Sprawa dotyczy Stevena Defoura – piłkarza Standardu Liège w latach 2006-2011, obecnie grającego w barwach Anderlechtu. Należy podkreślić, że między kibicami obu drużyn panują wrogie relacje, więc przenosiny pomocnika z Porto do stolicy Belgii bardzo rozzłościły sympatyków „Czerwonych” (CZYTAJ: http://transfery.info/73156,steven-defour-i-jego-niemile-spotkanie-z-kibicami-standardu-wideo).
Pięcioletni zakaz dla belgijskich kibiców?!
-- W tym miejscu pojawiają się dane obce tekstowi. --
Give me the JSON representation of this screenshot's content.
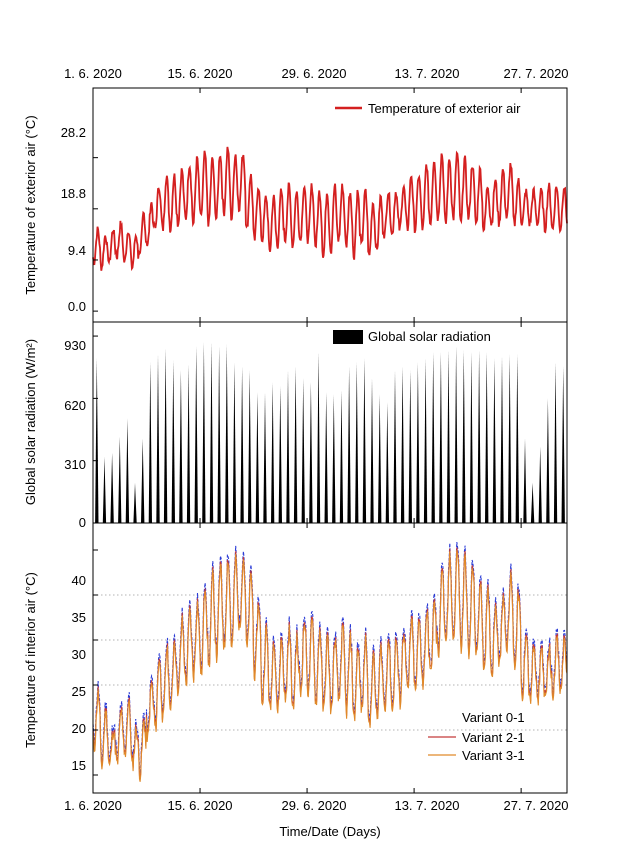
{
  "chart_data": {
    "type": "line",
    "top_date_ticks": [
      "1. 6. 2020",
      "15. 6. 2020",
      "29. 6. 2020",
      "13. 7. 2020",
      "27. 7. 2020"
    ],
    "bottom_date_ticks": [
      "1. 6. 2020",
      "15. 6. 2020",
      "29. 6. 2020",
      "13. 7. 2020",
      "27. 7. 2020"
    ],
    "xlabel": "Time/Date (Days)",
    "xlim_days": [
      0,
      62
    ],
    "panels": [
      {
        "id": "exterior",
        "type": "line",
        "ylabel": "Temperature of exterior air (°C)",
        "ylim": [
          -2,
          41
        ],
        "yticks": [
          0.0,
          9.4,
          18.8,
          28.2
        ],
        "ytick_labels": [
          "0.0",
          "9.4",
          "18.8",
          "28.2"
        ],
        "legend": "Temperature of exterior air",
        "color": "#d42020",
        "daily_mean": [
          12,
          11,
          12,
          13,
          12,
          11,
          14,
          16,
          19,
          20,
          20,
          21,
          22,
          22,
          23,
          22,
          23,
          24,
          23,
          24,
          20,
          18,
          17,
          16,
          17,
          18,
          17,
          18,
          18,
          17,
          16,
          17,
          18,
          17,
          16,
          17,
          15,
          16,
          18,
          18,
          19,
          20,
          20,
          21,
          22,
          23,
          22,
          23,
          22,
          22,
          21,
          19,
          20,
          21,
          22,
          20,
          19,
          19,
          19,
          19,
          19,
          19,
          19
        ],
        "daily_amplitude": [
          3,
          3,
          3,
          3,
          3,
          3,
          4,
          4,
          4,
          5,
          5,
          5,
          5,
          6,
          6,
          6,
          6,
          6,
          6,
          5,
          5,
          5,
          4,
          5,
          5,
          5,
          5,
          5,
          5,
          5,
          6,
          6,
          5,
          5,
          6,
          5,
          5,
          5,
          4,
          4,
          4,
          5,
          5,
          6,
          6,
          6,
          6,
          6,
          6,
          5,
          5,
          4,
          4,
          5,
          5,
          4,
          3,
          3,
          3,
          4,
          4,
          4,
          4
        ]
      },
      {
        "id": "solar",
        "type": "bar",
        "ylabel": "Global solar radiation (W/m²)",
        "ylim": [
          0,
          1000
        ],
        "yticks": [
          0,
          310,
          620,
          930
        ],
        "ytick_labels": [
          "0",
          "310",
          "620",
          "930"
        ],
        "legend": "Global solar radiation",
        "color": "#000000",
        "daily_peak": [
          820,
          330,
          350,
          430,
          520,
          200,
          420,
          800,
          840,
          870,
          810,
          760,
          790,
          880,
          900,
          900,
          880,
          890,
          800,
          780,
          760,
          650,
          650,
          700,
          680,
          760,
          780,
          720,
          700,
          850,
          650,
          640,
          660,
          780,
          800,
          820,
          720,
          640,
          600,
          760,
          780,
          760,
          800,
          820,
          850,
          850,
          860,
          880,
          860,
          850,
          860,
          850,
          820,
          830,
          840,
          840,
          420,
          200,
          380,
          620,
          800,
          780,
          300
        ]
      },
      {
        "id": "interior",
        "type": "line",
        "ylabel": "Temperature of interior air (°C)",
        "ylim": [
          13,
          43
        ],
        "yticks": [
          15,
          20,
          25,
          30,
          35,
          40
        ],
        "ytick_labels": [
          "15",
          "20",
          "25",
          "30",
          "35",
          "40"
        ],
        "grid_y": [
          20,
          25,
          30,
          35
        ],
        "daily_mean": [
          21,
          19,
          18,
          19,
          20,
          18,
          18,
          22,
          24,
          25,
          26,
          28,
          29,
          30,
          31,
          32,
          33,
          34,
          34,
          35,
          33,
          30,
          27,
          26,
          26,
          27,
          26,
          28,
          28,
          27,
          26,
          26,
          27,
          26,
          25,
          26,
          24,
          25,
          26,
          26,
          27,
          28,
          28,
          29,
          30,
          33,
          34,
          35,
          34,
          33,
          32,
          31,
          30,
          31,
          33,
          31,
          27,
          26,
          26,
          26,
          27,
          27,
          27
        ],
        "daily_amplitude": [
          3,
          3,
          2,
          3,
          3,
          2,
          3,
          3,
          4,
          4,
          4,
          4,
          4,
          4,
          5,
          5,
          5,
          5,
          5,
          4,
          4,
          4,
          4,
          4,
          4,
          4,
          4,
          4,
          4,
          4,
          4,
          4,
          4,
          4,
          4,
          4,
          4,
          4,
          4,
          4,
          4,
          4,
          4,
          4,
          4,
          5,
          5,
          5,
          5,
          5,
          4,
          4,
          4,
          4,
          4,
          4,
          4,
          3,
          3,
          3,
          3,
          3,
          3
        ],
        "series": [
          {
            "name": "Variant 0-1",
            "color": "#2a3bd6",
            "offset": 0.9
          },
          {
            "name": "Variant 2-1",
            "color": "#c43a3a",
            "offset": 0.3
          },
          {
            "name": "Variant 3-1",
            "color": "#e08a2a",
            "offset": 0.0
          }
        ]
      }
    ]
  }
}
Podczas niedzielnego ligowego meczu między Standardem Liège i Anderlechtem Bruksela (2:0) kibice gospodarzy wywiesili baner, za który teraz przyjdzie im słono zapłacić.
Przed spotkaniem kibice Standardu zaprezentowali „sektorówkę”, na której widniał napis „Czerwony albo martwy”. Obok hasła znajdował się zamaskowany morderca, trzymający w jednej ręce maczetę, a w drugiej obciętą głowę Defoura.
Władze belgijskie i krajowa federacja piłki nożnej rozpoczęły działania mające na celu ukaranie fanatyków Standardu Liège. Baner spowodował oburzenie Ministerstwa Spraw Wewnętrznych, które rozważa sankcje obejmujące nawet pięcioletni zakaz stadionowy oraz grzywnę w wysokości pięciu tysięcy euro dla każdego kibica, który był zaangażowany w akcję.
– Pracujemy razem z policją aby złapać wszystkich autorów tego baneru – stwierdziła rzeczniczka Ministerstwa Spraw Wewnętrznych.
Wicepremier Didier Reynders określił baner jako „bez smaku, głupi i nie do przyjęcia”. W podobnym tonie wypowiedział się Yves Leterme, były szef rządu, a prywatnie kibic Standardu.
„Mecz został zniszczony przez miejscowych fanów. Pozostaję kibicem, ale wstydzę się przez ten baner.” – napisał na Twitterze.